Sirolimus- and Paclitaxel-Coated Balloons Deliver Comparable 1-Year PCI Outcomes

Drug‑coated balloons have reshaped the treatment of coronary artery disease by delivering antiproliferative agents directly to the vessel wall, avoiding permanent stent implantation. Paclitaxel‑coated balloons have dominated the market for years, but emerging sirolimus formulations promise similar drug‑release kinetics with potentially improved safety profiles. Prior head‑to‑head trials were small and often compared a single brand of each technology, leaving clinicians uncertain about real‑world performance across diverse devices.

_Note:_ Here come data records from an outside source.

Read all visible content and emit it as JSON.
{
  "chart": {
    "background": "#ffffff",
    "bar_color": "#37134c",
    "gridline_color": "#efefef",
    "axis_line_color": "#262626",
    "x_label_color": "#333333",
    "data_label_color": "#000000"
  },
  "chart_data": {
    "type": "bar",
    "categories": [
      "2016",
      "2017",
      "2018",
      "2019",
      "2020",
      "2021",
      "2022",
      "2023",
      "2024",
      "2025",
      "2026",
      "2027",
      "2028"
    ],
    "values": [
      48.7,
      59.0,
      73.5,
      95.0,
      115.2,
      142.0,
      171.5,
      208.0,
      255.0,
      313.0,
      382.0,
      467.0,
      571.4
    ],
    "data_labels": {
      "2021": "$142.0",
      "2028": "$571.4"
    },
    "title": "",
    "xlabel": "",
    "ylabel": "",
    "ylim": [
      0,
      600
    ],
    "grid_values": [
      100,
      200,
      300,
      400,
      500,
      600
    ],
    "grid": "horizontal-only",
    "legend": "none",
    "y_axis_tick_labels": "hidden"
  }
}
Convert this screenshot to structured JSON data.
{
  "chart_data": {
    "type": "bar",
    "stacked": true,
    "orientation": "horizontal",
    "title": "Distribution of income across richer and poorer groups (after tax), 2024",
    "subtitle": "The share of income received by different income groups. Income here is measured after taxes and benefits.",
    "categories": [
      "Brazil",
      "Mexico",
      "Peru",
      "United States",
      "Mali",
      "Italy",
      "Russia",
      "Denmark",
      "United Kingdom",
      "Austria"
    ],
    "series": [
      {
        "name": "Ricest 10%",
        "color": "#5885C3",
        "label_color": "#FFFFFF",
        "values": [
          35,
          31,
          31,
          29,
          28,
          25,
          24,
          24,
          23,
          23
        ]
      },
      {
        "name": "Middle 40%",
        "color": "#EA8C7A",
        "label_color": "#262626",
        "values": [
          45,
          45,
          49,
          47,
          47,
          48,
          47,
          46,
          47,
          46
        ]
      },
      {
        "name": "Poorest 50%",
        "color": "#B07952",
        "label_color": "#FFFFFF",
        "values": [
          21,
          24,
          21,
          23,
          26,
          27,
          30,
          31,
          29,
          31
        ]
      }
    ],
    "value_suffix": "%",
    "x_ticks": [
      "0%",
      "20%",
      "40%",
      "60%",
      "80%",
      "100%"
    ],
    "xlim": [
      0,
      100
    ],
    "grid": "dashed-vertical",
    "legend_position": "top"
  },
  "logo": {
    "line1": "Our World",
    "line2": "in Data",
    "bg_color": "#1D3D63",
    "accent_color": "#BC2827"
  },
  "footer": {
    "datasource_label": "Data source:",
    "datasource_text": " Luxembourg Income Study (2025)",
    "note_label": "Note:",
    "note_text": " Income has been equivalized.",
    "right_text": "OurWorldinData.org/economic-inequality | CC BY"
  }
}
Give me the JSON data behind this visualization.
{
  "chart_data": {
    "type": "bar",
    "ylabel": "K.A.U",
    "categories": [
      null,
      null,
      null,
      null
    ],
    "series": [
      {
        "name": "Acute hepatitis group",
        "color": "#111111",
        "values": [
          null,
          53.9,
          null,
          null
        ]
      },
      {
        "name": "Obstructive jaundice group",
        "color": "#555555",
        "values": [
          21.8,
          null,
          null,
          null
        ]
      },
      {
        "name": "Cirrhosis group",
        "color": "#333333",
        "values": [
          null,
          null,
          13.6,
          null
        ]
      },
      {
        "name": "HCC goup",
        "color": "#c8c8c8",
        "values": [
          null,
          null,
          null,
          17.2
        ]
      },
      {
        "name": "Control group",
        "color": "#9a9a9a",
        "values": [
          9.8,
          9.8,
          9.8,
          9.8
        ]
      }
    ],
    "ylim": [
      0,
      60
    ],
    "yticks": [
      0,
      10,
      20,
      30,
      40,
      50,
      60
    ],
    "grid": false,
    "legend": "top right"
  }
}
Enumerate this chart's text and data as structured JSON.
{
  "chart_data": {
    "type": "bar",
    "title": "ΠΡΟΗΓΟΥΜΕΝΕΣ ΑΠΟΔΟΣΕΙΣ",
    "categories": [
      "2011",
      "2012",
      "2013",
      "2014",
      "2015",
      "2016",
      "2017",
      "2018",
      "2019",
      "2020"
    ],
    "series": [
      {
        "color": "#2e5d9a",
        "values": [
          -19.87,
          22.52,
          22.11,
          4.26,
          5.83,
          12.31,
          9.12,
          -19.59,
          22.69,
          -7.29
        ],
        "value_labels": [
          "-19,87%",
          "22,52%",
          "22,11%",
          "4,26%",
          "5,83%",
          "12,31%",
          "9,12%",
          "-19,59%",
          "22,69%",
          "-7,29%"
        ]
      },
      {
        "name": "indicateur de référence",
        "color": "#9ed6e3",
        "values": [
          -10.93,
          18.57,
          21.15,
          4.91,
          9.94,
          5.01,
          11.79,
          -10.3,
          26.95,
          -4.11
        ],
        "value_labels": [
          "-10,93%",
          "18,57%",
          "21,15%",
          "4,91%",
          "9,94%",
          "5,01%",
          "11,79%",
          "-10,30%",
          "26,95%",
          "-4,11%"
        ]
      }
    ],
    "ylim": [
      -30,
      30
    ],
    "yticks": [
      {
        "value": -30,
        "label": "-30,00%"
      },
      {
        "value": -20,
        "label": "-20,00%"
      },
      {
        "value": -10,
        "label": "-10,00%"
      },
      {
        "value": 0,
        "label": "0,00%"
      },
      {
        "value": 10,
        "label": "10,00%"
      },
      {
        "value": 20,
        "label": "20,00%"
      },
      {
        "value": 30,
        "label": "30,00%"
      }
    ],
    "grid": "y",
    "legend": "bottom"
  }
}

The Swedish SCAAR registry analysis pooled data from over 7,500 PCB procedures and more than 500 SCB cases, encompassing seven PCB and three SCB platforms. Although PCBs modestly reduced in‑stent restenosis, the study observed no statistically significant differences in target‑segment revascularization, myocardial infarction, repeat PCI, or all‑cause mortality at one year. These outcomes held true for both de‑novo lesions and in‑stent restenosis, underscoring the robustness of the findings despite the observational design. However, the lack of randomization and the disproportionate sample sizes mean causality cannot be definitively established.

For the interventional cardiology market, the parity in one‑year outcomes could accelerate the adoption of sirolimus‑coated balloons, especially as manufacturers refine delivery systems and seek regulatory approvals in the United States. Payers may view SCBs as a cost‑effective alternative, potentially reshaping reimbursement models that have traditionally favored paclitaxel devices. Future randomized trials will be essential to confirm these observational results, but the current evidence already signals a broader therapeutic toolkit for clinicians managing complex coronary lesions.